Economics of FDI in India

Developing nations have made their presence felt in the economies of developed ones by receiving a decent amount of FDI in the last 3 decades. Although India is not the most preferred destination of global FDI, but there has been a generous flow of foreign direct investment in India since 1991. It has become the 2nd fastest growing economy of the world.

India has substantially increased its list of source countries in the post-liberalisation era. Many sectors of Indian Economy like Infrastructure, Consultancy, Education, Real Estate, Construction Activities, Automobile and IT have seen significant rise in the flow of investments. There were 120 countries investing in India in 2008 as compared to 15 countries in 1991. However the lion’s share (66 percent) of FDI flow is vested with just five countries (viz. Mauritius, USA, UK, Netherlands and Singapore).

India has signed a number of bilateral & multilateral trade agreements with developed and developing nations. This founding member of GATT, WTO, MIGA and a signatory member of SAFTA is making its presence felt in the economic landscape. The economic reform process started in 1991 helps in creating a conducive and healthy atmosphere for foreign investors and thus, resulting in substantial amount of FDI inflows in the country.
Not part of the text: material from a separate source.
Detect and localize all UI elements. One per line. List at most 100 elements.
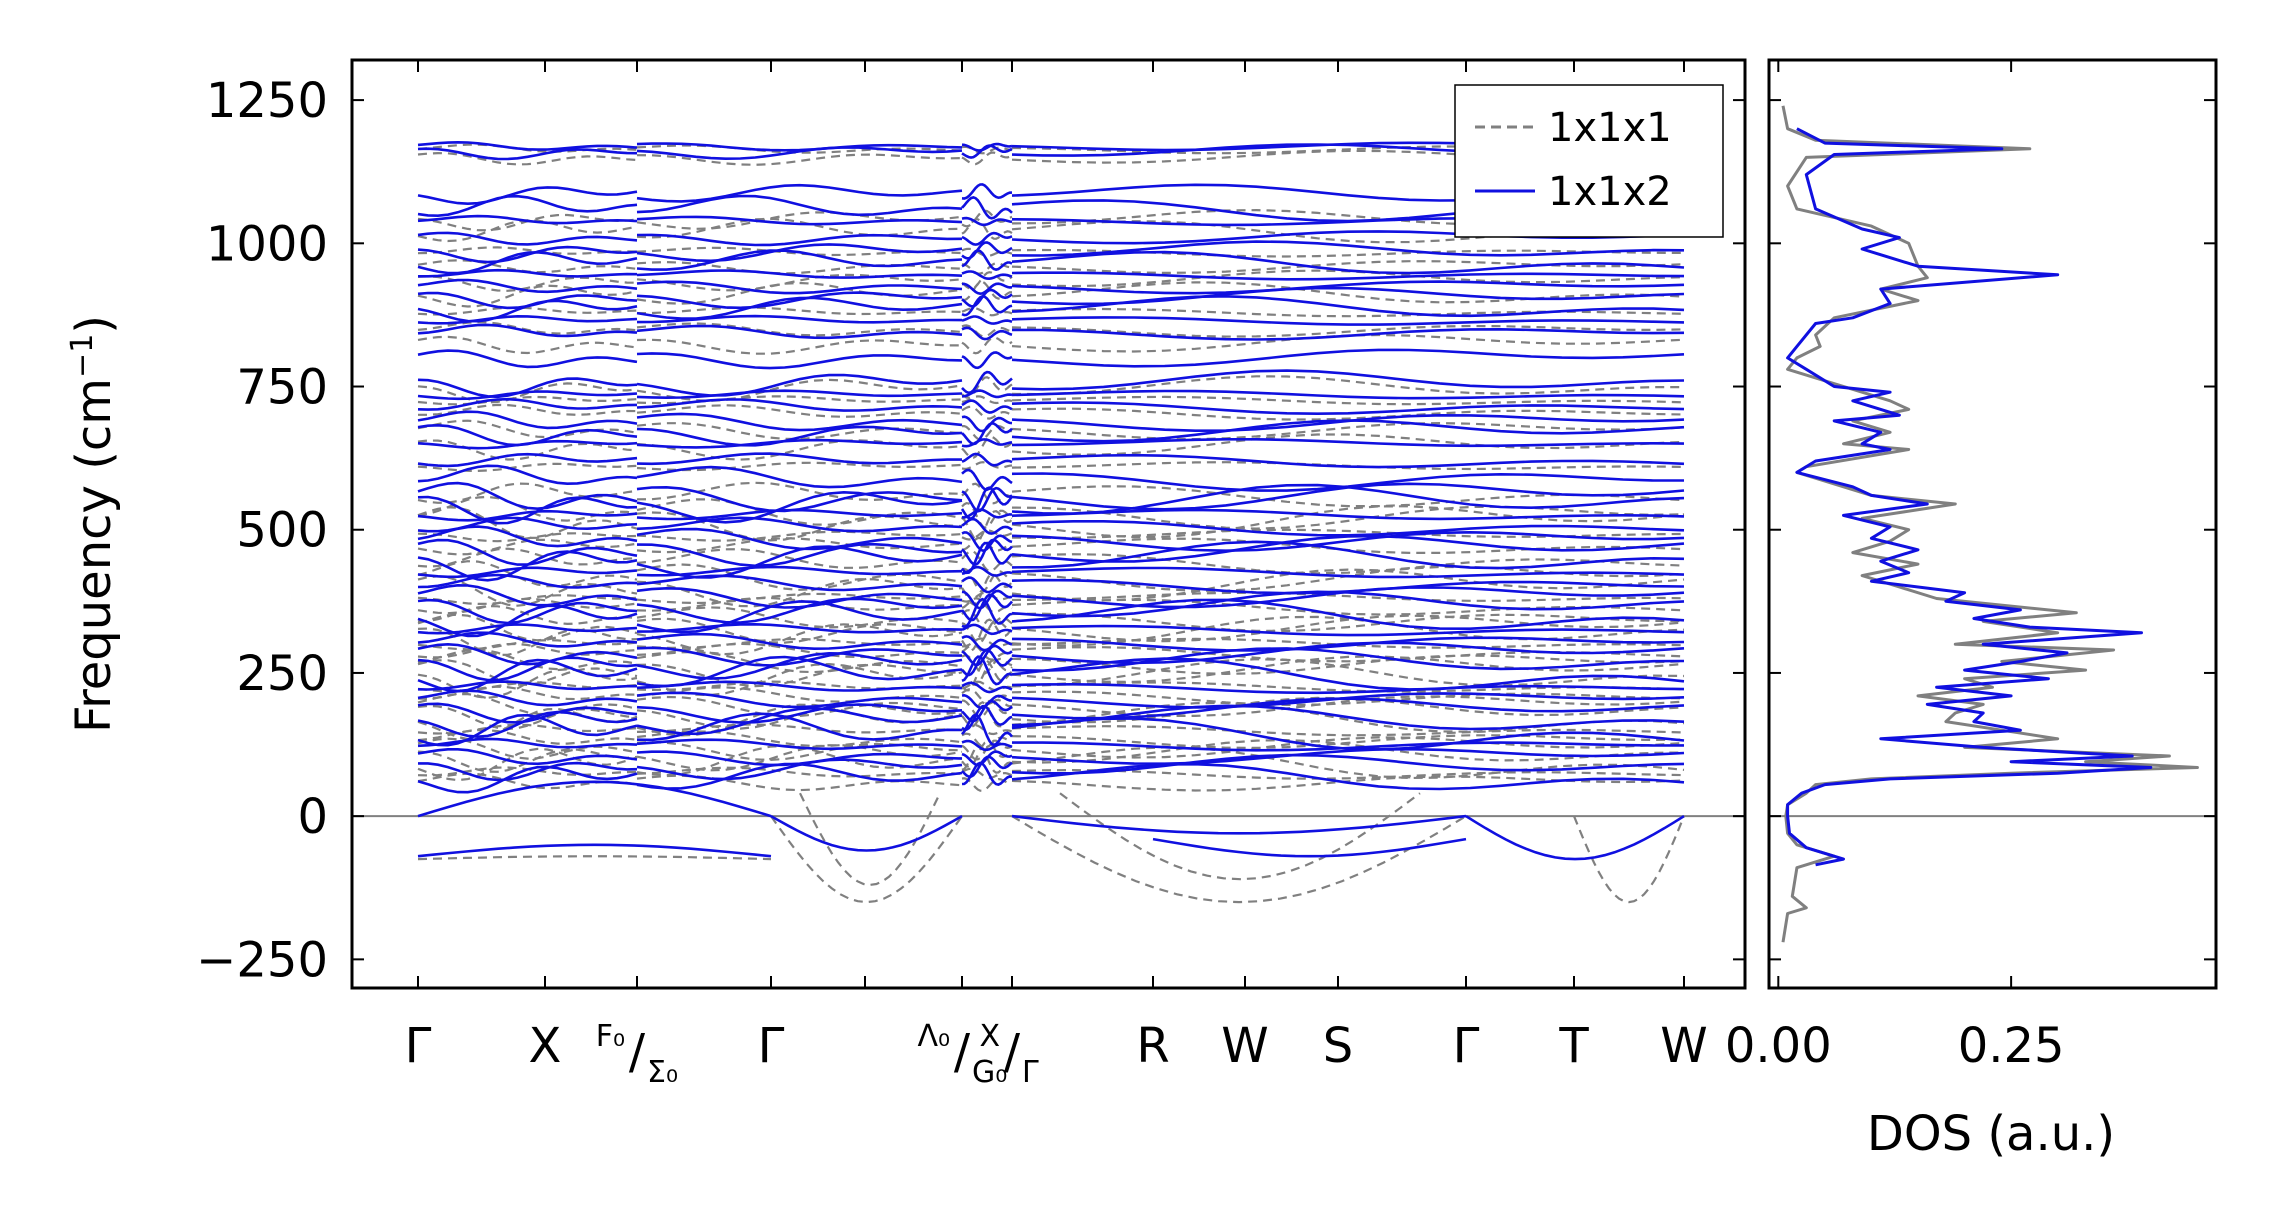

No doubt, FDI plays a crucial role in enhancing the economic growth and development of the country. Moreover, FDI as a strategic component of investment is needed by India for achieving the objectives of economic planning & reforms and maintaining this pace of growth and development of the economy.


It is seen that large amount of FDI flows are confined to the developed economies. But 1997 onwards there is a striking increase in the FDI inflows to developing economies. Developing economies fetch a good share of 40 percent of the world FDI inflows in 1997 as compared to 26 percent in 1980s. Among developing nations, Asian countries received maximum share (16%) of FDI inflows as compared to other emerging developing countries of Latin America (8.7 %) and Africa (2%).

India’s share in World FDI rose to 1.3% in 2007 as compared to 0.7% in 1996.This can be attributed to the economic reform process of the country for the last 20 years. China is the most attractive destination and the major recipient of global FDI inflows among emerging nations. India is at the 5th position among the major emerging destinations of global FDI inflows. The other preferred destinations apart from China and above to India are Brazil, Mexico and Russia. It is found that FDI inflows to India have increased from 11% in 1990-99 to 69% in 2000-2007.

FDI as a strategic component of investment is needed by India for its sustained economic growth and development. It’s necessary for creation of jobs, expansion of existing manufacturing industries and development of the new one. It is also needed in the healthcare, education, R&D, infrastructure, retailing and in long term financial projects.

This increased level of FDI contributes towards increased foreign reserves. The steady increase in foreign reserves provides a shield against external debt. The growth in FDI also provides adequate security against any possible currency crisis or monetary instability. It also helps in boosting the exports of the country. It enhances economic growth by increasing the financial position of the country. The growth in FDI contributes toward the sound performance of each sector (especially, services, industry, manufacturing etc.) which ultimately leads to the overall robust performance of the Indian economy.

A comparative analysis of FDI approvals and inflows reveals that there is a huge gap between the amount of FDI approved and its realization into actual disbursements. A difference of almost 40 per cent is observed between investment committed and actual inflows during the year 2005-06. All this depends on various factors, namely regulatory, procedural, government clearances, lack of sufficient infrastructural facilities, delay in implementation of projects, and non- cooperation from the state government etc.

When international institutions like World Bank and IMF declared that the future belongs to the East, quickly everyone identified China and India to be the future hubs. One thing is clear that with the developed economies achieving only limited growth range between less than 1% to a high of 3%, China, India and other developing nations will continue to attain high growth levels; in so doing giving a push towards a higher world economic growth.

Indeed, India needs a business atmosphere which is conducive to the needs of business. As foreign investors don’t look for fiscal concessions or special inducements but they are more of a mind in having access to a consolidated deed that specifies standard dealing procedures, rules and regulations, sanctions, and opportunities in India. This can be achieved only if India implements its 2ndgeneration reforms in totality and in right direction. Then no doubt the 3rdgeneration economic reforms would make India not only a promising FDI destination in the world but also set an example for the rest of the world by achieving what was predicted by Goldman Sachs that from 2007 to 2020, India’s GDP per capita (in USD) will quadruple and Indian economy will overtake France and Italy by 2020, Germany, UK and Russia by 2025, Japan by 2035 and US by 2043.